I am having trouble unpacking this problem involving finding maximal ideals.
It would be great to gain some insight into how maximal ideals work in polynomial quotients.
The example I'm trying to understand is $\mathbb{R}[x]/(x^2)$.
The way I went about understanding this problem was to first find out what elements in the quotient looked like:
Elements in $\mathbb{R}[x]$ look like $$a_nx^n + \cdots + a_2 x^2 + a_1 x + a_0$$ for $a_0,…,a_n \in \mathbb{R}$
Elements in $\mathbb{R}[x]/(x^2)$ are cosets of the ideal $I = (x^2)$ which are of the form $$f(x)+I$$ and $$f(x)*I$$ for $f(x) \in\mathbb{R}[x]$.

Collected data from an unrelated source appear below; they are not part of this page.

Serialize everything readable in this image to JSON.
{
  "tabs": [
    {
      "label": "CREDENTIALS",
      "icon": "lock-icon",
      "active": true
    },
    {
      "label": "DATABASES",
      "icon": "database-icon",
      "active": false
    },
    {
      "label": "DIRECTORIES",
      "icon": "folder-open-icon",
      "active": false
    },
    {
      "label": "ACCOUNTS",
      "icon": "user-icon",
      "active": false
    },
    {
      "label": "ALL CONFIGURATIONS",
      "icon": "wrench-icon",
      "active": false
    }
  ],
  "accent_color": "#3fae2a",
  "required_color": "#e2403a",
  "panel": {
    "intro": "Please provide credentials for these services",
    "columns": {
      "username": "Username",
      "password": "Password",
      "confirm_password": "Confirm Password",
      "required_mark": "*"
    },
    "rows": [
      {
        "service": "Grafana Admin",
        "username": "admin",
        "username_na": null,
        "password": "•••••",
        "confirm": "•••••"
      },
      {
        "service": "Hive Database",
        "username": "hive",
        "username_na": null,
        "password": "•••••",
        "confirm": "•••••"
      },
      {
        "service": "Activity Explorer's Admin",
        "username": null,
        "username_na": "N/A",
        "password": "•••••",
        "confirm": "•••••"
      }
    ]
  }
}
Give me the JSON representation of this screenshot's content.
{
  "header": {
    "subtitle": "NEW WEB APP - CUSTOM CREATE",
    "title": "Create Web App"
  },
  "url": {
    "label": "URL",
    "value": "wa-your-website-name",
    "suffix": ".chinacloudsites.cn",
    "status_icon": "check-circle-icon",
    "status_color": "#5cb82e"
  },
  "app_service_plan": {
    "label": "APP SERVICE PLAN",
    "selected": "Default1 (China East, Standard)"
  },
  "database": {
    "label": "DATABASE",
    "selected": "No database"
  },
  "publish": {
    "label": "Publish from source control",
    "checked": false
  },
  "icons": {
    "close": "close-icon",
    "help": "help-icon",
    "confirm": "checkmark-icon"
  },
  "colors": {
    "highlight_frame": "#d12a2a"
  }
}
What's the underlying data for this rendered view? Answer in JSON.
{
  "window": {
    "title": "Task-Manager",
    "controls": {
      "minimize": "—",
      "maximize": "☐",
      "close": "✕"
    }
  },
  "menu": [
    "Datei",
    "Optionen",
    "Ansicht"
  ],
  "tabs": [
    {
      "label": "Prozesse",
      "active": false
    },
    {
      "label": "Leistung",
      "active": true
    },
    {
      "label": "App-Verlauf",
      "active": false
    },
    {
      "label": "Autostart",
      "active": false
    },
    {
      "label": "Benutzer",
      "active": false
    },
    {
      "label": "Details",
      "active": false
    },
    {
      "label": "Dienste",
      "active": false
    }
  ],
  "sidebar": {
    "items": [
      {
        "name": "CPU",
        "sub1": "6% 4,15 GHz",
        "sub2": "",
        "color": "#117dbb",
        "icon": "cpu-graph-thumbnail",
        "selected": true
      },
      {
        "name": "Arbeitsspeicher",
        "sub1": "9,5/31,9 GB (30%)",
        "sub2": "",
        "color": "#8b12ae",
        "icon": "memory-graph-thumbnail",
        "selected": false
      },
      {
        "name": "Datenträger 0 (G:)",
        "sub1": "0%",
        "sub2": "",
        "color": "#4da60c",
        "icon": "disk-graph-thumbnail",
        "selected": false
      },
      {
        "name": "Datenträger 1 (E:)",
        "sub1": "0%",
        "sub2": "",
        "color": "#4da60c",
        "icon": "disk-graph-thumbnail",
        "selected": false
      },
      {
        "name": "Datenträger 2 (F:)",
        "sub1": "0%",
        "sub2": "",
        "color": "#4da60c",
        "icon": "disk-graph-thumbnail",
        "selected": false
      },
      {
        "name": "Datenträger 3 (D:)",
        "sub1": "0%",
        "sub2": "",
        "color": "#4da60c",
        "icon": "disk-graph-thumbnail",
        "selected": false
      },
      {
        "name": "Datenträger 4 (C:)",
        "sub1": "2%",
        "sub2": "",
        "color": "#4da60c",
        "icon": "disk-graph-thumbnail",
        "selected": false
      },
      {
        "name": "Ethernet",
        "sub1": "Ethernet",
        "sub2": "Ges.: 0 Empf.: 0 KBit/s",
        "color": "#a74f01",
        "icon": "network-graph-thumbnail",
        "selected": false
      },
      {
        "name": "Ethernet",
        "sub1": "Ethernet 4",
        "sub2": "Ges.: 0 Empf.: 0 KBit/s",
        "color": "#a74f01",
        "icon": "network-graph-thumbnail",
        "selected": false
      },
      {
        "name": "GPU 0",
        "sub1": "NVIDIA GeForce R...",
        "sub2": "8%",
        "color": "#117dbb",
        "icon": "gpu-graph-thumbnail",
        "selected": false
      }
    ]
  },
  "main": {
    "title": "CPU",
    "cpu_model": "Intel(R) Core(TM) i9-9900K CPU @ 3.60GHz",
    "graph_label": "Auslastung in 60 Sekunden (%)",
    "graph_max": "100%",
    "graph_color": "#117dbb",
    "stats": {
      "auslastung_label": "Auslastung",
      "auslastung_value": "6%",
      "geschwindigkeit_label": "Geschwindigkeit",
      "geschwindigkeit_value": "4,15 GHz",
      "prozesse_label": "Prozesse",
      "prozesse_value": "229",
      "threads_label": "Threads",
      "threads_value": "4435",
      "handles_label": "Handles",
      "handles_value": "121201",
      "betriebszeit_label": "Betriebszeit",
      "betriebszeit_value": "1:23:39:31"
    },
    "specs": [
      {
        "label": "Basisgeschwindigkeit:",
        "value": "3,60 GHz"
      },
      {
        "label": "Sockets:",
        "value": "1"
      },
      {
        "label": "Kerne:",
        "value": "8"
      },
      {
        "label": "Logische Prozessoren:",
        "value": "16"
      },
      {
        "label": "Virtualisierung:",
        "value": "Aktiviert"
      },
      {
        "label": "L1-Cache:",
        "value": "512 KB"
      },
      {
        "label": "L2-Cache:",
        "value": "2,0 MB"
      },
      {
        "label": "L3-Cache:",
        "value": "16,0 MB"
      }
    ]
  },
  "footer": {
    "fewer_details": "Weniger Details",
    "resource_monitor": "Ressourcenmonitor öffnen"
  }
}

This is where I get lost and I'm not sure how to proceed, perhaps there are some theorems to do with $(x^2)$ being principal ideal generated by a monic polynomial. Am I approaching this problem in the right way?
Thanks for your help.
Best Answer
Hints:
1) You can think of the quotient ring $A = \Bbb{R}[x]/(x^2)$ as being like the polynomial ring $\Bbb{R}[x]$ but equipped with a new algebraic law saying that $x^2 = 0$. So every element of $A$ can be written uniquely in the form $a + bx$ for $a, b \in \Bbb{R}$ (and where I'm using $x$ by abuse of notation for the coset $x + (x^2)$). You add in $A$ just as for polynomials and you multiply using the rule $(a + bx)(c + dx) = ac + (ad + bc)x$.
2) An ideal $M$ in a ring $R$ is maximal iff the quotient ring $K = R/M$ is a field. In a field, $t^2 = 0$ implies $t = 0$, so an element like $x \in A$ with $x^2 = 0$ must map to $0$ in $K$, i.e., it must belong to $M$. This leaves you with only one possibility for $M$ in the ring $A$.